Introduction to Data Lakes

A Data Lake is a service which provides a protective ring around the data stored in a cloud object store, including authentication, authorization, and governance support.

A Data Lake provides a way for you to centrally apply and enforce authentication, authorization, and audit policies across multiple workload clusters—even as the workload clusters are created and terminated based on demand. When you register an environment in CDP, a Data Lake is automatically deployed for that environment. The Data Lake runs in the virtual network of the environment and provides security and governance layer for the environment’s workload resources (such as Data Hub clusters). All workload resources are automatically "attached" to the Data Lake: the attached cluster workloads access data and run in the security context provided by the Data Lake.
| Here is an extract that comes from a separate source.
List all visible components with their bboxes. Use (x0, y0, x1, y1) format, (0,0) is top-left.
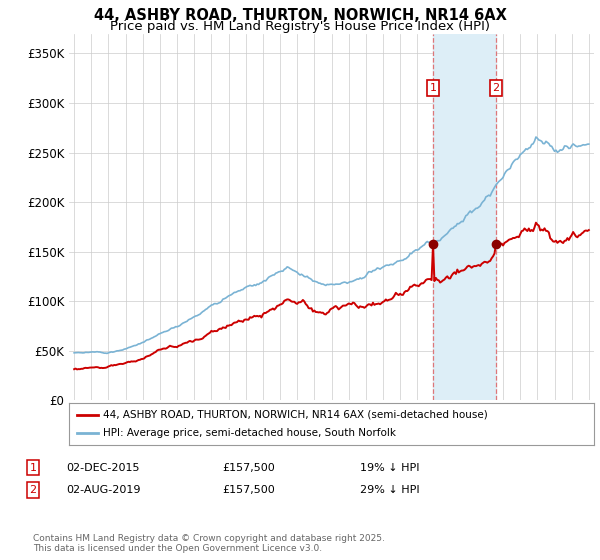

While workloads are temporary, the security policies around your data schema are long-running and shared for all workloads. As your workloads come and go, the Data Lake instance lives on, providing consistent and available security policy definitions and auditing that are available for current and future workloads. All information related to schema (Hive Metastore), security policies (Ranger), audit (Ranger), and metadata management and governance (Atlas) is stored on external locations (external databases and cloud storage). These external locations leverage the security and availability features guaranteed by the cloud provider to ensure that even if one or all virtual hosts in a Data Lake fail, the storage remains and the Data Lake hosts can be replaced and reattached to the data storage with little or no downtime and no data loss.

A Data Lake cluster uses Apache Knox to provide a protected gateway for access to Data Lake component UIs. Knox is also installed on all workload clusters, providing a protected gateway for access to cluster component UIs.

The following technologies provide capabilities for the Data Lake:

Component Technology Description
Schema Apache Hive Metastore Provides Hive schema (tables, views, and so on). If you have two or more workloads accessing the same Hive data, you need to share schema across these workloads.
Policy Apache Ranger Defines security policies around Hive schema. If you have two or more users accessing the same data, you need security policies to be consistently available and enforced.
Audit Apache Ranger Audits user access and captures data access activity for the workloads.
Governance Apache Atlas Provides metadata management and governance capabilities.
Gateway Apache Knox Supports a single workload endpoint that can be protected with SSL and enabled for authentication to access to resources.
Storage Cloud provider storage, such as AWS S3 or Azure Storage Isolates Data Lake storage from the compute resources. Data Lake storage is created when the Data Lake is created and is deleted when the Data Lake is terminated. Once created, the Data Lake storage lifecycle is separate from the Data Lake hosts' lifecycle: in case of a Data Lake host failure, the Data Lake storage remains and is reattached to new Data Lake host or hosts.